Can J Physiol Pharmacol. 2014 Jun;92(6):481-9. doi: 10.1139/cjpp-2013-0430. Epub 2014 Apr 28.
Statins are the first line treatment for the management of hyperlipidemia. However, the primary adverse effect limiting their use is myopathy. This study examines the efficacy and safety of red yeast rice (RYR), a source of natural statins, as compared with atorvastatin, which is the most widely used synthetic statin. Statin interference with the endogenous synthesis of coenzyme Q10 (CoQ10) prompted the hypothesis that its deficiency may be implicated in the pathogenesis of statin-associated myopathy. Hence, the effects of combination of CoQ10 with either statin have been evaluated. Rats were rendered hyperlipidemic through feeding them a high-fat diet for 90 days, during the last 30 days of the diet they were treated daily with either atorvastatin, RYR, CoQ10, or combined regimens. Lipid profile, liver function tests, and creatine kinase were monitored after 15 and 30 days of drug treatments. Heart contents of CoQ9 and CoQ10 were assessed and histopathological examination of the liver and aortic wall was performed. RYR and CoQ10 had the advantage over atorvastatin in that they lower cholesterol without elevating creatine kinase, a hallmark of myopathy. RYR maintained normal levels of heart ubiquinones, which are essential components for energy production in muscles. In conclusion, RYR and CoQ10 may offer alternatives to overcome atorvastatin-associated myopathy.
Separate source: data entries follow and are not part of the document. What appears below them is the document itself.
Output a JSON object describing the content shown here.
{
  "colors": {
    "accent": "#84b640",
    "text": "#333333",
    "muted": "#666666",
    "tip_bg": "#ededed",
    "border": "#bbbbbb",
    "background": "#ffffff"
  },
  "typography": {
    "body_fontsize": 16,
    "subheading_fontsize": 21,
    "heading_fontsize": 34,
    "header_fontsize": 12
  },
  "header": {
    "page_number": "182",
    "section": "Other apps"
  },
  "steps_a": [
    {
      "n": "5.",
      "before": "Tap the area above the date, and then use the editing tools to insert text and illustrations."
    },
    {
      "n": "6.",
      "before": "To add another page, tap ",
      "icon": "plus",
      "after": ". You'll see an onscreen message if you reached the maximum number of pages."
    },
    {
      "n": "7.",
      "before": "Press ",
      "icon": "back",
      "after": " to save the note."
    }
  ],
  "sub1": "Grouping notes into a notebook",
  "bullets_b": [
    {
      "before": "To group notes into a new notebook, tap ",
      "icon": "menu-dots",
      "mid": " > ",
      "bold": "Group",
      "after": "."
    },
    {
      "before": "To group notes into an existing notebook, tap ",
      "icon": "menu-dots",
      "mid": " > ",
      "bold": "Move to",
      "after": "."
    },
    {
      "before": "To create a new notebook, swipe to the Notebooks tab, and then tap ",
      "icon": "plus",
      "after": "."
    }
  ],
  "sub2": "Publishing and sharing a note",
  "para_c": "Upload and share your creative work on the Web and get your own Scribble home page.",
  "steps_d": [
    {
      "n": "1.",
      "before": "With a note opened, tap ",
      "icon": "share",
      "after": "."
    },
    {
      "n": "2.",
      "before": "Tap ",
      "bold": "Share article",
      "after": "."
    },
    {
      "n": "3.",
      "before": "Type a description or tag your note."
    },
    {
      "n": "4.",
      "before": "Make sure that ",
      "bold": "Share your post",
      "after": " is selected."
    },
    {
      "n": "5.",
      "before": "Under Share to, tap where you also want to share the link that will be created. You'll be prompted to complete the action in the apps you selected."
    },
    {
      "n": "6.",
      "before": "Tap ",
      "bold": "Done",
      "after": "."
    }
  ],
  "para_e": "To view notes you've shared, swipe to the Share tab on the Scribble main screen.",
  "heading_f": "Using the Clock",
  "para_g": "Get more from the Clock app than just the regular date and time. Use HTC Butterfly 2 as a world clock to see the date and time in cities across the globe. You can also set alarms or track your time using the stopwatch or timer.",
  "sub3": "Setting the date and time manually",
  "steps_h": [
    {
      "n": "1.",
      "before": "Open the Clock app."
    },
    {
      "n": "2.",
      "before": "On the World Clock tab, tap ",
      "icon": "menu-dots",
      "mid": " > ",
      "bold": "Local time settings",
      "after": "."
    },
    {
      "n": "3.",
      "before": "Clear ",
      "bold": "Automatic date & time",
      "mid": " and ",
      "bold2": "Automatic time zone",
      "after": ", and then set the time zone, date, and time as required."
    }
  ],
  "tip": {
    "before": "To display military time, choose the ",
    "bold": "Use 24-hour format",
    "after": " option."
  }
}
他汀类药物是治疗高脂血症的一线用药。然而,限制其使用的主要不良反应是肌病。本研究比较了天然他汀来源的红曲米(RYR)与使用最广泛的合成他汀阿托伐他汀的疗效和安全性。他汀类药物干扰辅酶Q10(CoQ10)的内源性合成,由此提出假说,即CoQ10缺乏可能与他汀相关肌病的发病机制有关。因此,已对CoQ10与任一他汀联合使用的效果进行了评估。通过给大鼠喂食高脂饮食90天使其血脂升高,在饮食的最后30天,每天用阿托伐他汀、RYR、CoQ10或联合用药方案对其进行治疗。在药物治疗15天和30天后监测血脂谱、肝功能检查和肌酸激酶。评估心脏中CoQ9和CoQ10的含量,并对肝脏和主动脉壁进行组织病理学检查。RYR和CoQ10相对于阿托伐他汀具有优势,即它们能降低胆固醇而不升高肌酸激酶,而肌酸激酶升高是肌病的一个标志。RYR维持心脏泛醌的正常水平,而泛醌是肌肉能量产生的必需成分。总之,RYR和CoQ10可能为克服阿托伐他汀相关肌病提供替代方案。